As per information available from the forest department, there are attempts to further dilute the process to kill wild boars in the state.  However, wildlife conservationists are opposing that move on the ground that further relaxation would open the door for unchecked poaching and spawn a black market for wild meat. They say marauding sounders (herd of wild swine) destroy crops more than wild boars and elephants.

“The number of wild boars must be strictly regulated. However, at constant time, we tend to not forget the fact that they represent a very important link within the food web of carnivores. Indiscriminate killing of wild boars would cause to dwindling of its population and upset the organic phenomenon. If it happens, there would be ecological imbalances,’’ warns a senior forest official who preferred anonymity. He also fears that the order may eventually be extended to other crop-raiding animals.

However, the omnivorous animal’s population is multiplying fast across the state. A nocturnal feeder, the boars mostly raids plantains, fallen coconuts and tubers including tapioca, colocasia and elephant yam. They also dig up turmeric and ginger plants and paddy fields to feed on grubs.
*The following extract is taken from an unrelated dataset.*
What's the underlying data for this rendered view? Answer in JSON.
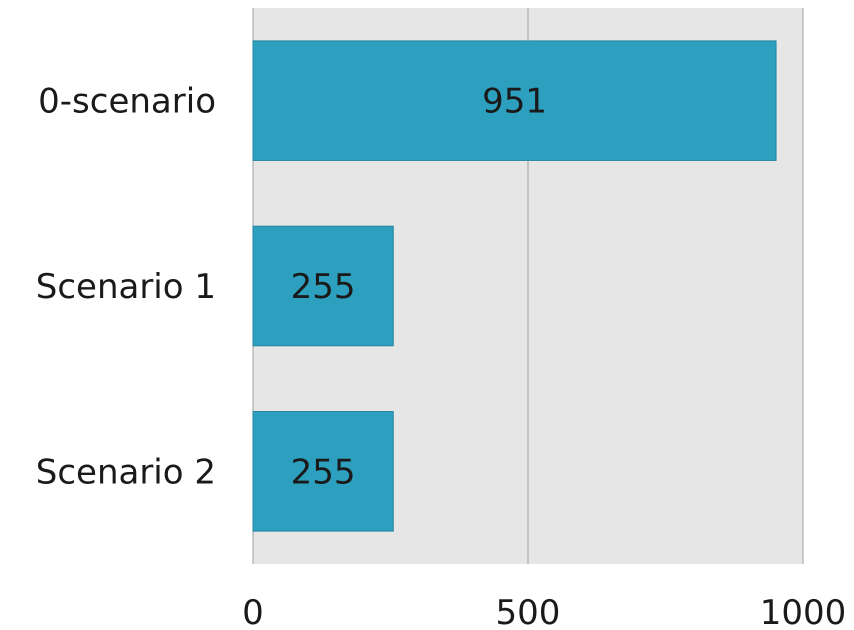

Over a dozen human casualties due to wild boar attacks have been reported in the state in the last five years.

Farmers are using cable wires, neem cakes, barbed wires, bamboo fencings, fishnets and firecrackers to illegally fight the porcine menace. As far as wildlife experts are concerned, selective culling is a possible option to control the burgeoning population of the wild pig. Also what matters most is ending human interferences in the buffer zones of forests. Unscrupulous quarrying and unscientific expansion of roads must be prohibited.


Why are wild animals leaving their territories?

In Kerala, tigers, leopards, gaurs and bears are also entering human settlements, along with wild boars and elephants. All such incidents are connotative the actual fact that wild animals are forced to leave their territories when disturbed by humans or nature. Their intrusion into human habitations should be controlled solely by strengthening the habitats and guaranteeing enough food and water.

Official records show that Kerala has a forest cover of 11,309 sq km. It comprises 29.1 percent of the state’s total area. Of this, 9,107 sq km comprise reserve forests and 1,837 sq km, vested forests and ecologically fragile lands.

“Encroachment on forests, blocking of natural wildlife corridors for constructions and setting up of tourist resorts have hampered the free movement of wild animals in their own natural habitats. Habitat restoration is the scientific long term solution,’’ said N. Badusha of Wayanad Prakrithi Samrakshana Samithy.

According to official data released by the forest department last year, human-animal conflicts increased in Kerala from 6,022 cases to 7,229 between 2016 and 2018. “In the conflict zones, locals are adopting various illegal mitigation methods and they include erecting electric fences and building trenches. Crude bombs are now turning a less expensive deterrent,” opines forest and wildlife expert O. P. Nameer.

According to him, now there is a trend among rich people in cities to buy land close to forest fringe areas at cheaper prices to start rubber plantations and they have scant regard for the environment. What makes the situation disturbing in Kerala is the ideological upper hand managed by the encroachment lobby in recent years. Political parties use them as vote banks and engage in appeasement tactics. Wildlife and habitat conservation meanwhile, takes a backseat.